Что в этом зазорного, если собственные дети не считают тебя «счастливым»? Начались нудные препирательства вокруг этого старомодного слова. Вы сознавали, что желали бы еще хоть раз, хоть один этот день не видеть в глазах Ленки сомнения — пусть они еще побудут детскими. Не самыми благовидными средствами ты вынудила ее заявить, что она, мол, правда-правда не считает вас «несчастливыми» — даже наоборот. Но что «наоборот», какова противоположность этому «несчастливый», она не сказала. (Она не скажет того, чего не хочет, не как ты. В Ленкином возрасте Нелли тоже не заикалась о том, чего сказать не хотела. Стоило бы призадуматься; когда человек, сам того не желая, начинает говорить все без разбору?)
На стадионе каждую осень проводились юношеские состязания по бегу, прыжкам в длину и метанию мяча. Неллины результаты, весьма высокие, были отмечены значком победителя и грамотой; Нелли достигла вершин спортивной отдачи и в городской организации юнгфолька была в числе десяти лучших девочек, допущенных к чемпионату гитлерюгенда, на том же стадионе. Травяные площадки и гаревые дорожки кишели девчонками и мальчишками в черных спортивных трусиках и белых майках, на груди у которых был нашит ромб со свастикой; а зрительские трибуны и раздевалки заполоняли коричневые рубашки и белые блузки, синие юбки и короткие черные штаны, черные шейные косынки и плетеные кожаные галстуки, юнгфольковские ножи и портупеи; горластые, взбудораженные, потные толпы, объединенные в команды и отправляемые на старт, укрощенные долями секунды и миллиметровыми разрывами. Закалять тело. Закалять спортом тело и дух.

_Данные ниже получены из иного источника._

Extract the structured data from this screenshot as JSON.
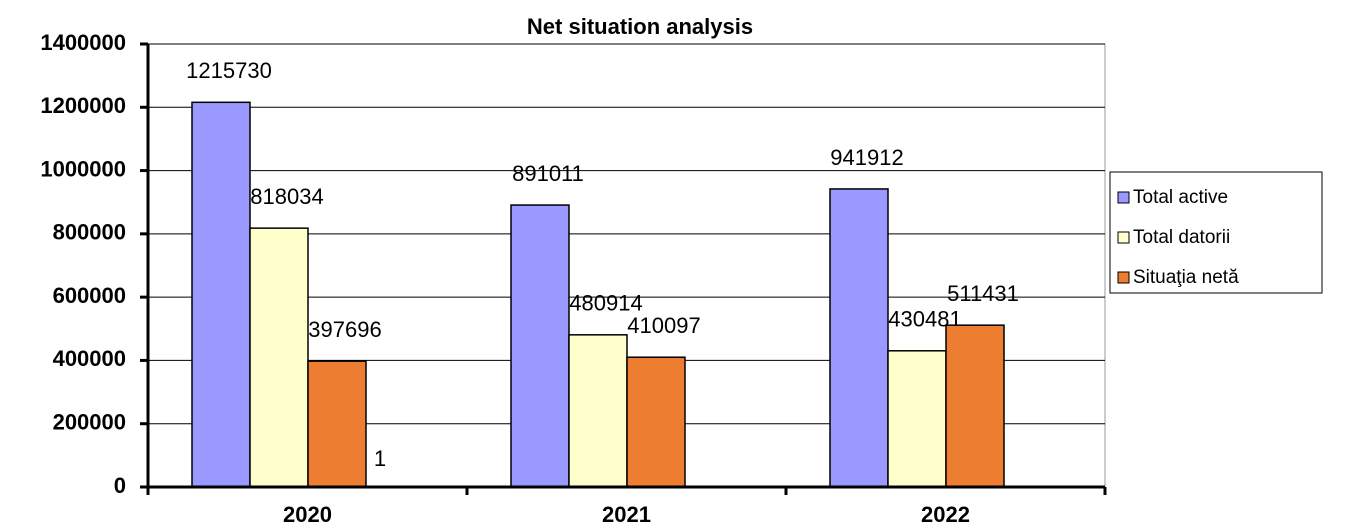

Но вернемся к документам Элсберга, за похищение и публикацию которых этого Элсберга успели судить и оправдать. Да может ли быть, допытывалась Ленка, чтобы махинации секретных служб и цепочка вопиющих халатностей вкупе с невероятной беспомощностью высших должностных лиц, таких как президент США Джон Ф. Кеннеди, дали толчок той серии путчей, контрпутчей, убийств прежних сторонников, которую с определенного момента стали называть «войной», вьетнамской войной.

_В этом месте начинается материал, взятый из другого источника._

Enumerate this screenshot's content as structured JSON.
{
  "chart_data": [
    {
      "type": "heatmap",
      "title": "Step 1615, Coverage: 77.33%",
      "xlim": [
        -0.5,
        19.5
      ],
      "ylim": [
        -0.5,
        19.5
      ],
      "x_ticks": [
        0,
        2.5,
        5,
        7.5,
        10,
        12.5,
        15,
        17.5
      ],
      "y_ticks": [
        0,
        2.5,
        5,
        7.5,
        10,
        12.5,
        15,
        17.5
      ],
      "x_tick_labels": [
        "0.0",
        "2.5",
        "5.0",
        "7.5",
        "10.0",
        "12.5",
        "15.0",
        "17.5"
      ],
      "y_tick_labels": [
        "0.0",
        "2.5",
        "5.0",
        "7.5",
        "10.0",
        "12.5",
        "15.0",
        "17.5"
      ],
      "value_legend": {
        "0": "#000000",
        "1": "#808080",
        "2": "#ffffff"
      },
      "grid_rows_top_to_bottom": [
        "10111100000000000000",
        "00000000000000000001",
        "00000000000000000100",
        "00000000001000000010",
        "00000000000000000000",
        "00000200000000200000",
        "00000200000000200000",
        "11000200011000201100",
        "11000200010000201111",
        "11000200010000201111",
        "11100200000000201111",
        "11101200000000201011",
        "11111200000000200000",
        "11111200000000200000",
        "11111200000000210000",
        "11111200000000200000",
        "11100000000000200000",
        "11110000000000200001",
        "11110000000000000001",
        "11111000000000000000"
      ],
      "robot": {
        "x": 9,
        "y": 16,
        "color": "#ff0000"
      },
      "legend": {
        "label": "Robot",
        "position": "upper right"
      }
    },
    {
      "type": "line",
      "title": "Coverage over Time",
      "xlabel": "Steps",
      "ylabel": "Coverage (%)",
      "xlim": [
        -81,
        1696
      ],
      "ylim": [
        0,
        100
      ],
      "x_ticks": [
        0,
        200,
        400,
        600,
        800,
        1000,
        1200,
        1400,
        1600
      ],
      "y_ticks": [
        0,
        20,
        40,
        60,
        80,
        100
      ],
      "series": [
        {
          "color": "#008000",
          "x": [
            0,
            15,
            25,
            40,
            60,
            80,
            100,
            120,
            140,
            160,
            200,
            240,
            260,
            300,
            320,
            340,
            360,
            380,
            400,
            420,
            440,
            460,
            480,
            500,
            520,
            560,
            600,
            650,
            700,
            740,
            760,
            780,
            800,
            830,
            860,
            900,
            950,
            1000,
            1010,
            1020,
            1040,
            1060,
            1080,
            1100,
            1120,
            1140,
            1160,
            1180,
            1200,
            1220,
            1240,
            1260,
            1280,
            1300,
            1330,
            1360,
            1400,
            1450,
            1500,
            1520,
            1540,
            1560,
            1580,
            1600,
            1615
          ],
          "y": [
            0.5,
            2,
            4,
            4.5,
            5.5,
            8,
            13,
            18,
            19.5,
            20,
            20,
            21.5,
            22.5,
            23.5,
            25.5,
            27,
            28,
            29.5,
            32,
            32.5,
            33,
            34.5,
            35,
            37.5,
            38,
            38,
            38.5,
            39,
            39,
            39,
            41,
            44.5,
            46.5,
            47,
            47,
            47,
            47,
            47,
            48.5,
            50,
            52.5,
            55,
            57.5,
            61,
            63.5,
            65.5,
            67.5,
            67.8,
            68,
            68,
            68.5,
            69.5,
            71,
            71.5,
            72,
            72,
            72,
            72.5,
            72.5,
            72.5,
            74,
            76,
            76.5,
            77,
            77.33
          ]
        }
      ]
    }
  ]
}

Может ли быть? Да. В определенных условиях, сказали вы. И упомянули некоторые из них. В частности, белый президент огромной могучей страны непременно должен считать образ жизни своего общественного слоя и своей расы единственно правильным, тогда он действительно сможет не глядя подмахнуть телеграмму, роковые последствия которой для нации с иным цветом кожи и образом жизни он уяснит себе лишь много позже. Ленка оперировала такими выражениями, как «чокнутый», «паршивый», «мерзкий», «дерьмовый»; тот набор слов, что был в ходу во времена вашей юности, истрепан войнами и прочими разрушительными акциями. Страшный, жуткий, отвратный, ужасный пришлось повторять слишком часто, больше ими пользоваться нельзя. Только такие, как тетя Трудхен — Трудхен Фенске, она развелась еще в начале войны, что, конечно, было ужасно. — вечно мусолит один и те же слова, хотя по все более ничтожным поводам.

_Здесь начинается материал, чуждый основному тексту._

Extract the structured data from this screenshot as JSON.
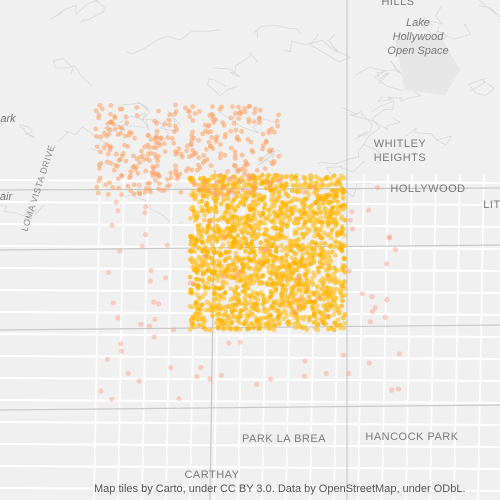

Ты вдруг поняла, почему Ленке не хотелось называть вас счастливыми (обоих вместе — еще куда ни шло, но по отдельности?.. Вряд ли...) и почему ей так важно найти свое собственное счастье. Ваша походка и та, наверное, о многом ей говорит; принужденная осанка, механическое движение нетренированных ног, окостенелая целеустремленность. Уж не зависть ли кольнула тебя, когда она, легко упершись одной рукой, на твоих глазах боком перемахнула через железные перильца? (По части прыжков в высоту у нее талант, говорил Ленкин учитель физкультуры, но, к сожалению, как и все ее таланты, он пропадает втуне, а ведь можно было бы развить; Ленка небрежно махнула рукой; Что? Профессиональный спорт? Ну уж нет!) А потом она без всякого перехода впала в танцевальный ритм —это у нее, видимо, в крови —и, приплясывая, крутанула турникет. У тебя мелькнуло легкое сожаление о слишком рано приобретенной и прогрессирующей теперь ригидности, об отложениях солей в мышцах, об этих отходах горячих и холодных войн, участие в которых даром не проходит, след непременно остается, — а транзистор на твоем столе в эту минуту сообщает; Министр обороны США вечером заявил, что в соответствии с программой американской военной помощи в Израиль направлен ограниченный контингент американских военнослужащих.